In conjunction with this purple bag rollout, the city has upped their co-mingled recycling pickup, which is free, from bi-weekly to weekly. They'll take most anything of any recycleable value, which means that there's actually a lot that needs to get thrown out. Hilary and I barely half-fill one 15-gal bag per week, while our blue recylcing bin is full to the brim. We eagerly greated the weekly recycling collection, as we'd easily overflowed our recycling bin with bi-weekly collections.

So far, it seems to have been a success. And yet, from reading op-eds in the local paper, you'd think that we were being subjected to eco-facism. Being New Hampshire, many thought this a drastic over-reach by the local government (will the trash-cops be handing out fines)? Some bellyached about the hardship of refraining from automatically throwing everything into the trash. One major downtown supermarket refused to stock the bags, because they cannot make any profit on them. Others wondered if they would next start charging for the air we breathe (impossible), the waste we flush (they already do), or the water we drink (they already do). One person complained about the economic hardship it places on his family: five 30-gallon trash bags a week! One argued that this is little more than an unfair regressive tax that burdens families with children and the poor (a debatable point). Yet another voiced about the only valid concern I've heard: that people will illegally dump their trash in surrounding communities.

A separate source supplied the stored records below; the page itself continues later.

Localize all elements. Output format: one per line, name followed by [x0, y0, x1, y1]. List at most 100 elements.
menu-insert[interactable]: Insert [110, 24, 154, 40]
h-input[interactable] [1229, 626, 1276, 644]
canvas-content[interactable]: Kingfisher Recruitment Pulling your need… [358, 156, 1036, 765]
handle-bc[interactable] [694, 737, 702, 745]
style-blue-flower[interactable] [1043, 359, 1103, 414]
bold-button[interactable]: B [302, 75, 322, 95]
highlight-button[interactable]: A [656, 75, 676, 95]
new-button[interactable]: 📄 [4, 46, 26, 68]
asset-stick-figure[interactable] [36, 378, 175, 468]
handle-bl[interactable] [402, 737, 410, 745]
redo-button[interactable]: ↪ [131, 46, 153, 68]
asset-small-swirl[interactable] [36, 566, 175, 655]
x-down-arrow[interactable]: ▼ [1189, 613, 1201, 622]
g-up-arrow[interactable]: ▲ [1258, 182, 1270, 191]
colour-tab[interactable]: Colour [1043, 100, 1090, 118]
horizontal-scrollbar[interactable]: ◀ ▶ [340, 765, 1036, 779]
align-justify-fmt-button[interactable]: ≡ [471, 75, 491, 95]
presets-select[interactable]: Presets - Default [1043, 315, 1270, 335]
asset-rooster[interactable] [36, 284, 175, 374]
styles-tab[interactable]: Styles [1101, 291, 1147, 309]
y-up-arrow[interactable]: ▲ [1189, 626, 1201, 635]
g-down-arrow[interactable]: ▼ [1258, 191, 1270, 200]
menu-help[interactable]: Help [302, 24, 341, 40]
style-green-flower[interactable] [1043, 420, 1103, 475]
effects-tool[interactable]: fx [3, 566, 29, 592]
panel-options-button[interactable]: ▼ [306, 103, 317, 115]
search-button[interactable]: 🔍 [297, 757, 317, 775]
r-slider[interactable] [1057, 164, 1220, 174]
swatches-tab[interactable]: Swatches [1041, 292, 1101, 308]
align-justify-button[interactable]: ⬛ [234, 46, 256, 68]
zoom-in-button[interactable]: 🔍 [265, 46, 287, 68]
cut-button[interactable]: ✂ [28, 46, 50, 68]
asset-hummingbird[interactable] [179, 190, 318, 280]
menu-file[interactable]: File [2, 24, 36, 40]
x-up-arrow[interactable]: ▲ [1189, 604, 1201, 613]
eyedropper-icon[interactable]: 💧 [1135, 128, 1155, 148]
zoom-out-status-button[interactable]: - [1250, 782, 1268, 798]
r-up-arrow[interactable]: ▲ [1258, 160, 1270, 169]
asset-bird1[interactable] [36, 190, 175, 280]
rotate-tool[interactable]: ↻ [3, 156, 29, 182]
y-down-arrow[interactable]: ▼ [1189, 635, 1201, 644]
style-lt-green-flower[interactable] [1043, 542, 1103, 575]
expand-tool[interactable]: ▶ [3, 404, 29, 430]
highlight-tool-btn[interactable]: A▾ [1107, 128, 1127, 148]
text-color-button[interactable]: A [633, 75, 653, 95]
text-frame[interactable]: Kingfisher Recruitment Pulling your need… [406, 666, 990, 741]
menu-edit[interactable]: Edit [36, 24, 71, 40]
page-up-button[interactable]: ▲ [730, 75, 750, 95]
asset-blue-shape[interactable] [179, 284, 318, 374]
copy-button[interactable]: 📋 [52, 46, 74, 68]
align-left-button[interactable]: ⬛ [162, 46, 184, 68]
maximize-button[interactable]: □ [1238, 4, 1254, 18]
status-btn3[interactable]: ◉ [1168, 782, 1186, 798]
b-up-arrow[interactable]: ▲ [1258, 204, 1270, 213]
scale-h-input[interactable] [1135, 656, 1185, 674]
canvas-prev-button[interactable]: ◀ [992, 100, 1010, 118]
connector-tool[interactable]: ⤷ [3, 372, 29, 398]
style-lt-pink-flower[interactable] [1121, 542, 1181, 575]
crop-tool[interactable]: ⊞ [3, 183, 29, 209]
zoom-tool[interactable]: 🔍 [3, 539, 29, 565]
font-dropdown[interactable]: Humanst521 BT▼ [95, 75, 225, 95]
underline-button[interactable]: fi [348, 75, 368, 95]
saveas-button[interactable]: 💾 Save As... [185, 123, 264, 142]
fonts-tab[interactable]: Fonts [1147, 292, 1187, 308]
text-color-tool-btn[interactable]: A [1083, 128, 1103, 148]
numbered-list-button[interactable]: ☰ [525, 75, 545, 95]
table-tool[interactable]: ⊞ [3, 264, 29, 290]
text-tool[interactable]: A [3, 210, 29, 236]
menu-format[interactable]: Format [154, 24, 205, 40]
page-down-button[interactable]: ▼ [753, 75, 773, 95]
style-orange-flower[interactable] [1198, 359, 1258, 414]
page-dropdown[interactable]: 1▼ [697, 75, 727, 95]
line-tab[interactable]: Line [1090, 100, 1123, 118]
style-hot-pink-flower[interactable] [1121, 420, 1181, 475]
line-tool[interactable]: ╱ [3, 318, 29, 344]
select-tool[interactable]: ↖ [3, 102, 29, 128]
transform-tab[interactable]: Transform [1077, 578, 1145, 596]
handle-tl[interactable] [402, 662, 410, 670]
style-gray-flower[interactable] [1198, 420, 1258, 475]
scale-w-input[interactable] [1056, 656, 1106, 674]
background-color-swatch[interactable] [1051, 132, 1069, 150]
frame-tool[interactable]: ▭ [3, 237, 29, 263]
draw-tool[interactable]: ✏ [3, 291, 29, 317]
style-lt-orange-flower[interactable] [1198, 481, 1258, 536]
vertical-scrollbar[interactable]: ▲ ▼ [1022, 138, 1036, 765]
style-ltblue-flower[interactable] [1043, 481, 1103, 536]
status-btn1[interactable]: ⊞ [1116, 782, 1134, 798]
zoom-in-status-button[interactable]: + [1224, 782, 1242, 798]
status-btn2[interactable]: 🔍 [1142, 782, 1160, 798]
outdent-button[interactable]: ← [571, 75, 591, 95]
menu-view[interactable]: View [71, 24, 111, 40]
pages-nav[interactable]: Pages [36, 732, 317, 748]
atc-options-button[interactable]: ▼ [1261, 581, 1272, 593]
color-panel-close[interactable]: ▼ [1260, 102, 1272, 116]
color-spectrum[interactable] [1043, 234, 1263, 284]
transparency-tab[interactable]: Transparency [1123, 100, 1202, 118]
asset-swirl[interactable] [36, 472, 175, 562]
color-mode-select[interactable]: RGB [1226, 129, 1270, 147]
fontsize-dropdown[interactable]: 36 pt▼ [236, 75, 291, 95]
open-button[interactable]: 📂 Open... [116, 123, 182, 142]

Hilary and I have no problem with this program - we actually look favorably on it. It boils down to a simple matter of economics: if you want to discourage one type of behavior (throwing everything away pell mell), make it more expensive. If you want to encourage another type of behavior (increased recycling), make it free, convenient, and easy. Even were the bags to cost the same or less than ordinary trash bags, the simple fact that you need to put some thought into it raises one's consciousness about what, and how much, one is throws away. The city instituted this program largely because the cost of municipal trash collection and disposal was rising faster than tax revenues could support. Instead of a broad tax, which treated wasters and recyclers equally, and is thoroughly invisible to the end-user, this system is fee-based: pay as you throw. The more you throw out, the more you are required to chip in. Even better than that, you'll know that you are paying more for throwing out more; you see the full cost, and are thereby encouraged to change your behavior.

3 comments:

Clara said...

This sounds like a pretty good setup.

Kate said...

Something similar was in place when I lived in Ithaca, and it worked great! The political stuff will give way over time...

Anonymous said...

I actually do the same thing voluntarily to save money. I see no reason to pay for a weekly pickup of a trash can that takes me a month to fill when I can just pay for the trash I generate. I even split the service with a neighbor since they charge a small monthly service fee - living in the corn fields means more driving to check for the bags. As for your version, I'd much rather pay for a service I use than subsidize other people's wastefulness.